71-year-old architect Toyo Ito has won the coveted Pritzker Architecture Prize. The Seoul-born architect was announced on Monday as the Prize Laureate. He joins the ranks of other-high profile architects such as Tadao Ando, Rem Koolhaus and Frank Gehry.

"As I did not expect it, I felt really grateful and honored to be awarded the prize," he said to CNN.

The international Pritzer Prize is "to honor a living architect whose built work demonstrates a combination of those qualities of talent, vision, and commitment, which has produced consistent and significant contributions to humanity and the built environment through the art of architecture," says the prize's website.

Ito is now based in Tokyo and known for reconstructing communal centers after the 2011 tsunami and has done a number of stunning buildings including the Ken Iwata Mother and Child Museum, Imabari City and the Toyo Ito Museum of Architecture, Imabari.

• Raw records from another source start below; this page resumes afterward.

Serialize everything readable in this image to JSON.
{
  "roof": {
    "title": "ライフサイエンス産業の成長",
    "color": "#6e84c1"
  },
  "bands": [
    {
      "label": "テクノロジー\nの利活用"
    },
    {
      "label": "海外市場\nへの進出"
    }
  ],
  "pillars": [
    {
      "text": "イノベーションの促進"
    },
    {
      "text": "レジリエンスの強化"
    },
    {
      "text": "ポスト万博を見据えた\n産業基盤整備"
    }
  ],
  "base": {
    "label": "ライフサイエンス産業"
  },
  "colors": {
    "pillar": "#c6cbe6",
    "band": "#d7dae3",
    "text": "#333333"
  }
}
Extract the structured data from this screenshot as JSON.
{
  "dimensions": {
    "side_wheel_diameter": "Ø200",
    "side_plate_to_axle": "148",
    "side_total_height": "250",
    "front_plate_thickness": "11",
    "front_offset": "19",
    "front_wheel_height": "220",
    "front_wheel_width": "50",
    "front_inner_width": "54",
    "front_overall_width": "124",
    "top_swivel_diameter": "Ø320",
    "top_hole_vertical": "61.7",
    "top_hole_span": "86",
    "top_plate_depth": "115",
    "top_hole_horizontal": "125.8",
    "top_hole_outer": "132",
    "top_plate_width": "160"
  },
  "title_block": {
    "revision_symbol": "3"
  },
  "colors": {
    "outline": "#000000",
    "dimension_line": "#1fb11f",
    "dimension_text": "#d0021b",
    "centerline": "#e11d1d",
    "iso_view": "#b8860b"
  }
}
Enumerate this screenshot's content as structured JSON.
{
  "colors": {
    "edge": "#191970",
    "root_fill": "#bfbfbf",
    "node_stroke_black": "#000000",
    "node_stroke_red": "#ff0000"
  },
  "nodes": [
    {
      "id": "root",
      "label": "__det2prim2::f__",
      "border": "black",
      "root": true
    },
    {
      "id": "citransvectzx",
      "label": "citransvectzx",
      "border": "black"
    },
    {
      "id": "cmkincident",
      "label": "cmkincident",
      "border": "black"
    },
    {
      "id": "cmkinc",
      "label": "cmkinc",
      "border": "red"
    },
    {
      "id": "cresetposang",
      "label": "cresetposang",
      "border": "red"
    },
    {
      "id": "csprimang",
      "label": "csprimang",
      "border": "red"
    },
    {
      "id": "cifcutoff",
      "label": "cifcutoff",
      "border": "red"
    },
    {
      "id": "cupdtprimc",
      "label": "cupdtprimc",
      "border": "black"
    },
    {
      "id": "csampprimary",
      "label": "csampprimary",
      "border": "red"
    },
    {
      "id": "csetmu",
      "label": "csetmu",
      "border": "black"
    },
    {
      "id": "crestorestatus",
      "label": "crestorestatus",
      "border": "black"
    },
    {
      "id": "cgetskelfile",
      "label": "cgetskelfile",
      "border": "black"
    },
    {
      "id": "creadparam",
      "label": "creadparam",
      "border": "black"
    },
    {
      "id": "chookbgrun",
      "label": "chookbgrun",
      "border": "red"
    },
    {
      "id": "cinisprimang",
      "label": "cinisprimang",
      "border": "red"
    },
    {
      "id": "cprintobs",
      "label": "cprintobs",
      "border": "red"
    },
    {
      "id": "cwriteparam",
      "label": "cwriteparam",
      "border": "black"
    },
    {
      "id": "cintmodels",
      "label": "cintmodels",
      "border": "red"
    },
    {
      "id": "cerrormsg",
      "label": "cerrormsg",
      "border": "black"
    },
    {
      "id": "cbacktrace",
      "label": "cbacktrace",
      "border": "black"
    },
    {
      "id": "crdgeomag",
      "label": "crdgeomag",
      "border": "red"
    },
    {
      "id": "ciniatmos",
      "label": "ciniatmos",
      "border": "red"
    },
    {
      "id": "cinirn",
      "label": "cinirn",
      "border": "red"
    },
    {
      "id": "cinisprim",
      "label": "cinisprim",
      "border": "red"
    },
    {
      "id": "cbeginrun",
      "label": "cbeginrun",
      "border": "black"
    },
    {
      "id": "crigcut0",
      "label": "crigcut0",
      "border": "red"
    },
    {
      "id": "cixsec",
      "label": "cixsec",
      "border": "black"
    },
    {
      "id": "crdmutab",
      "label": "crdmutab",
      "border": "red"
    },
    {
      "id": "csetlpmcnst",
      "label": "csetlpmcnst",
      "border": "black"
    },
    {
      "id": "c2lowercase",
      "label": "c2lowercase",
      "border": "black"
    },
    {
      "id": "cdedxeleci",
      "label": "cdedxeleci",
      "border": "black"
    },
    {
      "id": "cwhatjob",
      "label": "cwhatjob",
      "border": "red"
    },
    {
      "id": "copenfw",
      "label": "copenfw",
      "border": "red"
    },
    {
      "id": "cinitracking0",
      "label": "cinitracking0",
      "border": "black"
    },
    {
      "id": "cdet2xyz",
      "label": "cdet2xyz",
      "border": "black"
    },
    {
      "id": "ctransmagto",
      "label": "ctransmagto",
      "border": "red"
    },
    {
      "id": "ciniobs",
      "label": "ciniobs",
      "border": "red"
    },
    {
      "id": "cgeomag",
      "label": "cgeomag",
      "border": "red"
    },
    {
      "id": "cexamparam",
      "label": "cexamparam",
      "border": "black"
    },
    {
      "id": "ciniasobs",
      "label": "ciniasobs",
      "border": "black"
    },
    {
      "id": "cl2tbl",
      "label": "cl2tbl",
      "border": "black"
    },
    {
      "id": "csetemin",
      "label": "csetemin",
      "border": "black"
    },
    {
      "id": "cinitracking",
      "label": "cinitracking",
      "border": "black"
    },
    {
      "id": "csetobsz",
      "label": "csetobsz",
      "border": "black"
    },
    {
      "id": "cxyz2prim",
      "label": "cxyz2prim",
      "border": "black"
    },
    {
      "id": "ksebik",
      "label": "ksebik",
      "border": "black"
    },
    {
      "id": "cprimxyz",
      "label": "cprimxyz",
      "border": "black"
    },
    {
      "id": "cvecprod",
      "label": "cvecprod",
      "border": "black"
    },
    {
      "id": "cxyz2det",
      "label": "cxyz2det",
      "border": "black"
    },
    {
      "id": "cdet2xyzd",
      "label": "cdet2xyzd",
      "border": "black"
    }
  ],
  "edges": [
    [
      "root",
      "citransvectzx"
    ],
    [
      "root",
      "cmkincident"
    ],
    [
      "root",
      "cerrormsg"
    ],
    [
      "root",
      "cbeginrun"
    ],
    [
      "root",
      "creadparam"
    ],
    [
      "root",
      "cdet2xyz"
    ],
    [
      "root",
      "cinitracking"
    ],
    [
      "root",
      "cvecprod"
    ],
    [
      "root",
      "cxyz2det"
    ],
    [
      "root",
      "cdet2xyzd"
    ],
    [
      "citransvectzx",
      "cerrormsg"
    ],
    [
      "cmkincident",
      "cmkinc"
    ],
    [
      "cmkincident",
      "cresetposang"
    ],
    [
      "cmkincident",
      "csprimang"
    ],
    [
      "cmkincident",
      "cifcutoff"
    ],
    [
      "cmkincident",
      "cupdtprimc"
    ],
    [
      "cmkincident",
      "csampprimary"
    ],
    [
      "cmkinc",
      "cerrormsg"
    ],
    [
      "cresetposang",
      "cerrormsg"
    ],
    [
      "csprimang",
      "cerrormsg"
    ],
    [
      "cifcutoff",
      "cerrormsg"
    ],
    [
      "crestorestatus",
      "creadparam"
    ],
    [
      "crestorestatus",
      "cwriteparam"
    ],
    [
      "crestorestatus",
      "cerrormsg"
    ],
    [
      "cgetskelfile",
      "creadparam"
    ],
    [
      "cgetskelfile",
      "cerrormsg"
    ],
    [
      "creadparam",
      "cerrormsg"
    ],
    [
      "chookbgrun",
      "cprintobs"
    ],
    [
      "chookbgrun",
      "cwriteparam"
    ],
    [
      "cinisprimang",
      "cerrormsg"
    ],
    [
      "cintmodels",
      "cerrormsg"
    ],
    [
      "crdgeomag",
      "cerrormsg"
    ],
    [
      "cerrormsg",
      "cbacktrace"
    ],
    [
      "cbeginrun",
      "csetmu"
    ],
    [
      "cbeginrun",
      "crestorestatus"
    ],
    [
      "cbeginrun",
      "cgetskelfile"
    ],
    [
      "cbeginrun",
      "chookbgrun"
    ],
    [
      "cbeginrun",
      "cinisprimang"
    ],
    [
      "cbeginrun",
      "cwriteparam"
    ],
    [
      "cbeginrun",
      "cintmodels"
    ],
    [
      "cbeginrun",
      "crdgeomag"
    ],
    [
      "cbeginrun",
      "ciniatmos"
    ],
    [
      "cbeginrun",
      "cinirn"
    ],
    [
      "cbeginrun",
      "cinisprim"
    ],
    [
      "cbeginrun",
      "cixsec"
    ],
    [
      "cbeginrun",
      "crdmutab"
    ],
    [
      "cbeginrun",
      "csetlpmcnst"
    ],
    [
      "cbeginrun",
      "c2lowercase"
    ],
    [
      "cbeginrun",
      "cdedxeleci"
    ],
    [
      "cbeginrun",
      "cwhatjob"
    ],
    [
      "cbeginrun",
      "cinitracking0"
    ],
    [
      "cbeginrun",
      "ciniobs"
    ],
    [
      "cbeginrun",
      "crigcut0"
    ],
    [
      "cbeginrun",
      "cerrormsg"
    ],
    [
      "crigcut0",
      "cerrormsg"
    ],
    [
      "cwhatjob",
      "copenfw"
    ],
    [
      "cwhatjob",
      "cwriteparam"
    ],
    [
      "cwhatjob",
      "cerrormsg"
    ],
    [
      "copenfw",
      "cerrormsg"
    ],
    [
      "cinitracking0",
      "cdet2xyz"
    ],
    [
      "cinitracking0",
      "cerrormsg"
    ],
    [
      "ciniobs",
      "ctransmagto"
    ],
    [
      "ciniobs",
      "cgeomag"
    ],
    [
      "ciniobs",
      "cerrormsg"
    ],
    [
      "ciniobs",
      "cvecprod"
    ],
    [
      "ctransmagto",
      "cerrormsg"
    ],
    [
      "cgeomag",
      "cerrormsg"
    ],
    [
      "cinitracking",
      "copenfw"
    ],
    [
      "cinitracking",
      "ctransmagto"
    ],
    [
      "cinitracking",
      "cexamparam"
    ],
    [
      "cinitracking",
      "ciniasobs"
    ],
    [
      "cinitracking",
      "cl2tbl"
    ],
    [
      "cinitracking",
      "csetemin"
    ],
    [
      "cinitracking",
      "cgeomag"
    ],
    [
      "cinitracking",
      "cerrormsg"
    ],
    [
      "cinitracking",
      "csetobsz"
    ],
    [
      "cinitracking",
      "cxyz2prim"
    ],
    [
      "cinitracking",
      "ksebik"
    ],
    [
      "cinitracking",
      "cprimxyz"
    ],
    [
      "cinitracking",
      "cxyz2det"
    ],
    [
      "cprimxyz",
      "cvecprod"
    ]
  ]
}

"Ito, whose family ran a miso (bean paste) factory following his father's early death when Ito was 12, has said he wasn't interested in architecture as a youth," reported CNN. "He began taking an interest while attending the University of Tokyo. Throughout his career, Ito's designs have been unusual, vivid and minimalistic -- from the aluminum house he designed for his sister to the Sendai Mediatheque in Miyagi, Japan, which he describes as his professional highlight."

Ito will officially be handed the award in Boston on May 29. Ito travels around the world for projects he works on with his 40 employees at Toyo Ito & Associates.

"I travel 50 to 60 times per year for work," says Ito to CNN. "I love any place where I work."

He said of his design aesthetic to CNN that he is "not fixing my style, I keep extending the possibilities of architecture. In other words, I would like to unbridle architecture from various restrictions and give it more freedom."

Pritzerprize.com says of Ito, "His works have been the subject of museum exhibitions in England, Denmark, the United States, France, Italy, Chile, Taiwan, Belgium, and numerous cities in Japan. Publications by and about him have appeared in all of those countries and more. He holds Honorary Fellowships in the American Institute of Architects, Royal Institute of British Architects, the Architecture Institute of Japan, the Tokyo Society of Architects and Building Engineers, and the American Academy of Arts and Sciences."